Prosesnya panjang: ia sendiri mengumpulkan sampah dari parit, sungai, hingga tempat pembuangan, lalu mencuci, mensterilkan, dan mengeringkannya. Setiap potongan plastik disusun satu per satu di atas kanvas yang sudah ia sketsa.

Popularitasnya meningkat setelah mengikuti kompetisi lingkungan di TikTok pada 2020. Beberapa videonya viral hingga jutaan penonton, dan dari sanalah undangan televisi dan pesanan lukisan berdatangan.

Pernah, dua penggemar BTS memesan lukisan Suga dan Jin menggunakan sampah plastik. Videonya mencapai jutaan penonton, tetapi di sisi lain ia terkena hujatan dari netizen yang menuduhnya menghina idola. Edy pun membuat klarifikasi dan videonya justru ditonton 10 juta kali dalam sehari.

“Pertama karena aku suka. Kedua, ini tugas ku. Tapi kalau di Indonesia, lebih keren yang membuang sampah sembarang ketimbang yang mengumpulkan sampah.”

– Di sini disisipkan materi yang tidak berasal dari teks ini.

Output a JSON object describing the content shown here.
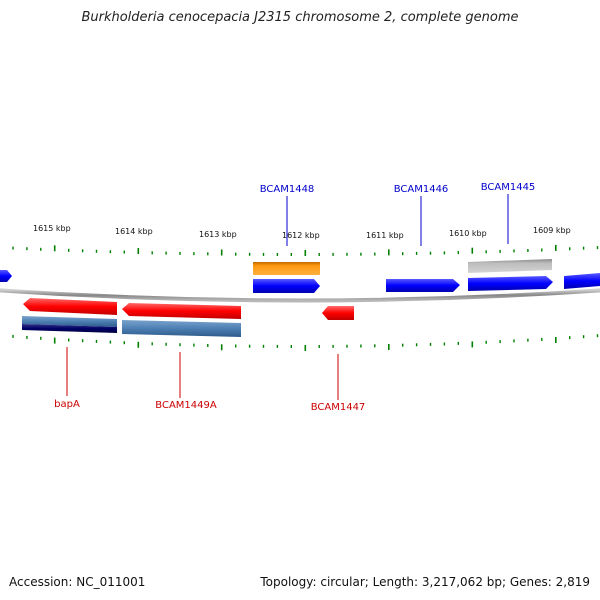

Rindu untuk Berkarya di Karo, Tapi Tak Pernah Ada Ruang

Saat ditanya mengapa tidak kembali berkarya di tanah kelahiran, Edy hanya tertawa pahit. Ia pernah mencoba, bahkan menghubungi kepala desanya untuk menawarkan kontribusi. Pesannya hanya dibaca tanpa balasan.

Ia pernah menangani SAR Karo Highland, namun tetap merasa “tidak laku” di tempatnya sendiri. Bahkan ketika mengajak komunitas Karo berkolaborasi setelah bertemu Menteri Pariwisata Sandiaga Uno, tak satu pun merespons.

“Entah kapanlah bisa membuat sesuatu di kampung sendiri.”

Edy menyebut permasalahan lain: wisata Karo penuh sampah, kreativitas tanpa dukungan mustahil berjalan, dan bencana lingkungan semakin nyata.

“Bencana ini tidak semakin kecil. Jangan sampai alam yang menegur, baru kita sadar.”

Kisah Hidup yang Penuh Risiko

Dalam perjuangannya, Edy pernah dicap teroris, ISIS, dan dibawa ke kantor polisi hingga 11 kali. Ketika mengkampanyekan larangan cantrang dan kerusakan terumbu karang di Sulawesi, ia bahkan hampir dibunuh setelah diincar oleh pihak yang merasa terganggu aktivitasnya.

Ia hanya selamat karena berhasil mengirim sinyal darurat dan diselamatkan kapal patroli TNI AL.

“Membuat perbaikan di Indonesia tidak mudah,” tuturnya.

Masih Menunggu Kepulangan

Saat ditanya kapan pulang ke Karo, Edy diam lama. Ia sempat ingin menetap di Medan, namun tak lagi memiliki tanah di kampung. Kini rumahnya justru di Stabat, Langkat—tempat ia membangun kolam ikan dan beternak.

“Sudah 20 tahun aku di luar, masih bertanya apa kontribusi ku untuk kampung sendiri.”

Baginya, perjalanan belum selesai. Selama masih ada daerah yang membutuhkan edukasi, ia akan terus melangkah—meski harus berjalan sendirian, membawa kuas, sampah plastik, dan hati yang tidak pernah berhenti percaya bahwa seni bisa mengubah kehidupan.